First, watch the following brief video introducing the urban heat island effect: https://www.youtube.com/watch?v=4bqqbYCfYYs
Have you ever experienced a heat wave (days over 95° Fahrenheit)? What things did your family do to cope with the hot weather?
Often, power outages happen during heat waves because homes are using more energy for air conditioning. Have you experienced a summer power outage? In what ways does it make the heat wave harder for people?
Does everyone in Detroit have access to air conditioning?
The video mentions some populations being more affected by heat waves, what are these groups? Is this fair?
The video focuses on New York, what similarities and differences to Detroit did you notice?
Next, explore what the urban heat island effect means for the city of Detroit. Go to the following link and in the interactive graphic, select Detroit. Explore other cities to see how they compare.

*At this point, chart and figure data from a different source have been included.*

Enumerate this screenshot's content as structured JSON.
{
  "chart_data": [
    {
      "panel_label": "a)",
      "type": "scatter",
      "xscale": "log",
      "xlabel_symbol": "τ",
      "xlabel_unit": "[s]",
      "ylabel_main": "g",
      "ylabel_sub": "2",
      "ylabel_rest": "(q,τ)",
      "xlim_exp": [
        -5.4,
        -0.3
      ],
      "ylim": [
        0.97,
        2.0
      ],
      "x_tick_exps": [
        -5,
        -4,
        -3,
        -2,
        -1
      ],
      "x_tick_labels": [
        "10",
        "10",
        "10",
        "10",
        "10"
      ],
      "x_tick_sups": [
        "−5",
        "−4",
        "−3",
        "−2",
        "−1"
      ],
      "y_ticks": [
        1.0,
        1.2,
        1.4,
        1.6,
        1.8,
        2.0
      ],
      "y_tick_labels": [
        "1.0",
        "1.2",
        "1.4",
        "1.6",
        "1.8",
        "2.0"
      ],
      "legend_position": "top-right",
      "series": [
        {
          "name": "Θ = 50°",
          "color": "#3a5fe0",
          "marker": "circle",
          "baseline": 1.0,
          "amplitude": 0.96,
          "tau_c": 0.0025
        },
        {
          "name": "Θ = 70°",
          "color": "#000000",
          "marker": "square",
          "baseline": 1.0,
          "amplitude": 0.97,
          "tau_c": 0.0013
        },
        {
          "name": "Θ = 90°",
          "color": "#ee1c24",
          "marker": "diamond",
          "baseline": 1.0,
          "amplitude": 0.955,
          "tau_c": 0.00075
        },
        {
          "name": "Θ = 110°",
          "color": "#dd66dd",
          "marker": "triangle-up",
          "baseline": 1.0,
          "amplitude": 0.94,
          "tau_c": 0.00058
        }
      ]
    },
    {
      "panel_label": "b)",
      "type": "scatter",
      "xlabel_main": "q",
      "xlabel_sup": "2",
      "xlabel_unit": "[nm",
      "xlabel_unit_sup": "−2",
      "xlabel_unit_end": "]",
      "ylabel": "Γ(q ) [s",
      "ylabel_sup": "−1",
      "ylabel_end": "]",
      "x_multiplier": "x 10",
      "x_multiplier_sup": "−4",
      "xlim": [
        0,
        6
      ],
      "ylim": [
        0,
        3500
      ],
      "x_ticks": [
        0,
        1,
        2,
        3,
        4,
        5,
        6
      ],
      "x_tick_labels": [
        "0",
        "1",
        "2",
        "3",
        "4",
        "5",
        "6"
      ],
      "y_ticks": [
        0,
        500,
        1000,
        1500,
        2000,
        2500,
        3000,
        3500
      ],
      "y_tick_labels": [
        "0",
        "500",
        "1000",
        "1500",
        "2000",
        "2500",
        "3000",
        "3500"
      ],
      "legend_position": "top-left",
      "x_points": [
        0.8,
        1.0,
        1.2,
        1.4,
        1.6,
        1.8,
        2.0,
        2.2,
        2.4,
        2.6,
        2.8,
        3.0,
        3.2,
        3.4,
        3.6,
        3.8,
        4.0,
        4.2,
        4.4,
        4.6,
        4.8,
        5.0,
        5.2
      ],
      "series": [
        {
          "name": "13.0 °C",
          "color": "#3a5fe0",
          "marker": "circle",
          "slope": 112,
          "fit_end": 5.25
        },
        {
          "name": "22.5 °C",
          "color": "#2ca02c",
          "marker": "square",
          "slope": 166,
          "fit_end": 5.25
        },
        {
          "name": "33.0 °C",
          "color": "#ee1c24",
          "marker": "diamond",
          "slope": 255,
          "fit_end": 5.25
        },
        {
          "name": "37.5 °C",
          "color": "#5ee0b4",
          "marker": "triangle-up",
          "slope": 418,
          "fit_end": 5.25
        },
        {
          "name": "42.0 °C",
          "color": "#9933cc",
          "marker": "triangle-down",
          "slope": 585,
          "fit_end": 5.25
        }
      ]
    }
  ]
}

How many more high heat days does Detroit experience compared to the surrounding areas?
How does this relate to air pollution in Detroit? Think of Detroit neighborhoods that have more industry, factories, and car traffic.
What does it mean for residents living in more polluted Detroit neighborhoods? Do these residents have access to the resources they need?

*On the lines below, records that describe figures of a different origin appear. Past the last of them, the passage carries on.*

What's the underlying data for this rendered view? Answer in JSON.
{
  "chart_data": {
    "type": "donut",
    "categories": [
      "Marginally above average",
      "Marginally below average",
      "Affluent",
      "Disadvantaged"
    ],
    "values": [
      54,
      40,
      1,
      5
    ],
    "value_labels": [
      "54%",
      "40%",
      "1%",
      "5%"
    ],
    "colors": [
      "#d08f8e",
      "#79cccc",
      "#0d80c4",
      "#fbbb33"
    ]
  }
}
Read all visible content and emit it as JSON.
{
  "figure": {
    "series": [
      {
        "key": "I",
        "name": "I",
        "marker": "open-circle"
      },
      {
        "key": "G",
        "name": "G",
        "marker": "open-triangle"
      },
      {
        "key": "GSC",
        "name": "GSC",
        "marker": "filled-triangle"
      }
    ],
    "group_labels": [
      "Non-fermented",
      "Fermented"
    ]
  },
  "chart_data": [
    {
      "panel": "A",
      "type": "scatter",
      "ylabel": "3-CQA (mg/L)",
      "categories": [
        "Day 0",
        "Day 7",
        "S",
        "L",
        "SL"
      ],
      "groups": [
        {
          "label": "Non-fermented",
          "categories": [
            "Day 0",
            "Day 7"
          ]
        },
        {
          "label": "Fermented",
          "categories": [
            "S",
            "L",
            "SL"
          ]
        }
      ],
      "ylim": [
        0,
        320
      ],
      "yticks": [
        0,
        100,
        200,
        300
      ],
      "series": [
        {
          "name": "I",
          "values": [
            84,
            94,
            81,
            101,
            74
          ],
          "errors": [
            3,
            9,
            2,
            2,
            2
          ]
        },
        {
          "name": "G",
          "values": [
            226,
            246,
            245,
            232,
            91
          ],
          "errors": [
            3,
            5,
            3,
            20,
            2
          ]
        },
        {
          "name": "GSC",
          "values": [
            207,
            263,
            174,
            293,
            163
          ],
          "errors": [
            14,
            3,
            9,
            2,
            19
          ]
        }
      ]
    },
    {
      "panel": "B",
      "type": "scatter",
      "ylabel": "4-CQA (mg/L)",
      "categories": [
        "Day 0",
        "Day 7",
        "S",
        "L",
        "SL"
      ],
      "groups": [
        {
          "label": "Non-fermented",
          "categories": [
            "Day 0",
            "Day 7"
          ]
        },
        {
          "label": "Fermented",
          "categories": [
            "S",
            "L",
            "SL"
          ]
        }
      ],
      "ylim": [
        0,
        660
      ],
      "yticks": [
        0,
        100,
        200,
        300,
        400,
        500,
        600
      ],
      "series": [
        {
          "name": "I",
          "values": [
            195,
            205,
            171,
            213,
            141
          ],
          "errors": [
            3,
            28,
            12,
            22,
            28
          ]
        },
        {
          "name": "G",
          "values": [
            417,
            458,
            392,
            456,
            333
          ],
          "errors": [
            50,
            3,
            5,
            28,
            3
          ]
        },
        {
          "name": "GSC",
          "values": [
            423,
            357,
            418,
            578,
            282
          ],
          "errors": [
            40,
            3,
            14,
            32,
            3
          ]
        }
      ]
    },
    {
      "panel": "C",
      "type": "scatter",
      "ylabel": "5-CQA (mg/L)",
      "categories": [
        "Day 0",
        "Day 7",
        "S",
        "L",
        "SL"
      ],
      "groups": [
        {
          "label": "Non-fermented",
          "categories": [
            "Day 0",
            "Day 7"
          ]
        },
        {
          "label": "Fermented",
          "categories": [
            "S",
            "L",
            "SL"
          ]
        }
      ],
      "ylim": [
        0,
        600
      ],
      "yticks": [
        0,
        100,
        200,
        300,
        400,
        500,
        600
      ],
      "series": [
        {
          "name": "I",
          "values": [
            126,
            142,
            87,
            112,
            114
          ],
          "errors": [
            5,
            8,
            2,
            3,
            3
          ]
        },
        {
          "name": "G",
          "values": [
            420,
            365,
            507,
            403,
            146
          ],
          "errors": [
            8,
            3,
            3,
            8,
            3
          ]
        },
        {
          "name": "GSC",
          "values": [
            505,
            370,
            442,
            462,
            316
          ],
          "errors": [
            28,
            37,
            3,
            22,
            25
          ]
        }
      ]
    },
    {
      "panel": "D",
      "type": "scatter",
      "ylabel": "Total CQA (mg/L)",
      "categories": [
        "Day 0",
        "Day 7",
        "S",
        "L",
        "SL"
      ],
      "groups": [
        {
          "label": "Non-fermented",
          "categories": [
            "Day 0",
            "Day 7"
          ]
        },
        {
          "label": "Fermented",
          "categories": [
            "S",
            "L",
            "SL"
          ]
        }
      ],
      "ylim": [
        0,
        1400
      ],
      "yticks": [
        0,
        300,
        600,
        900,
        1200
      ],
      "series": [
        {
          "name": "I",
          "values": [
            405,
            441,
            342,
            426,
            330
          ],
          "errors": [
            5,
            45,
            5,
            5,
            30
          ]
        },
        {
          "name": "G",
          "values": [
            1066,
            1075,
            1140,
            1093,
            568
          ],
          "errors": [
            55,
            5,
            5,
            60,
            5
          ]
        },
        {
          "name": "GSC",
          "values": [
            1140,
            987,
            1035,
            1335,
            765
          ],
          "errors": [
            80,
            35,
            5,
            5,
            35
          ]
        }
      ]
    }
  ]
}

What health issues are caused by air pollution? How do you think that affects Detroiters in relation to coronavirus, a virus that impacts lungs?
Photo source: Climate Central, “Hot and Getting Hotter: Heat Islands Cooking U.S. Cities”
Lastly, watch the following video on how Chicago is addressing the urban heat island effect. While watching the video, think about how these solutions could be used in Detroit or are already taking place.
Why does green-space (trees, parks, gardens, etc.) help cool a city?
The video discusses how climate change will result in higher temperatures and greater amounts of rain. How are they changing alleys to improve temperatures and also help with increased rain?
How are they changing rooftops? How does this also save money for building owners?
This video mentions adaptation and mitigation. Based on the following definitions, list solutions in the video that are examples of adaptation and those that are examples of mitigation.
Adaptation: Making changes to lower the risks or potential harm related to climate change.
Mitigation: Making changes to lower the causes of climate change (for example, less people driving cars lowers emissions).
Are any of the solutions both mitigation and adaptation?
What solutions would you like to see in Detroit? In your neighborhood?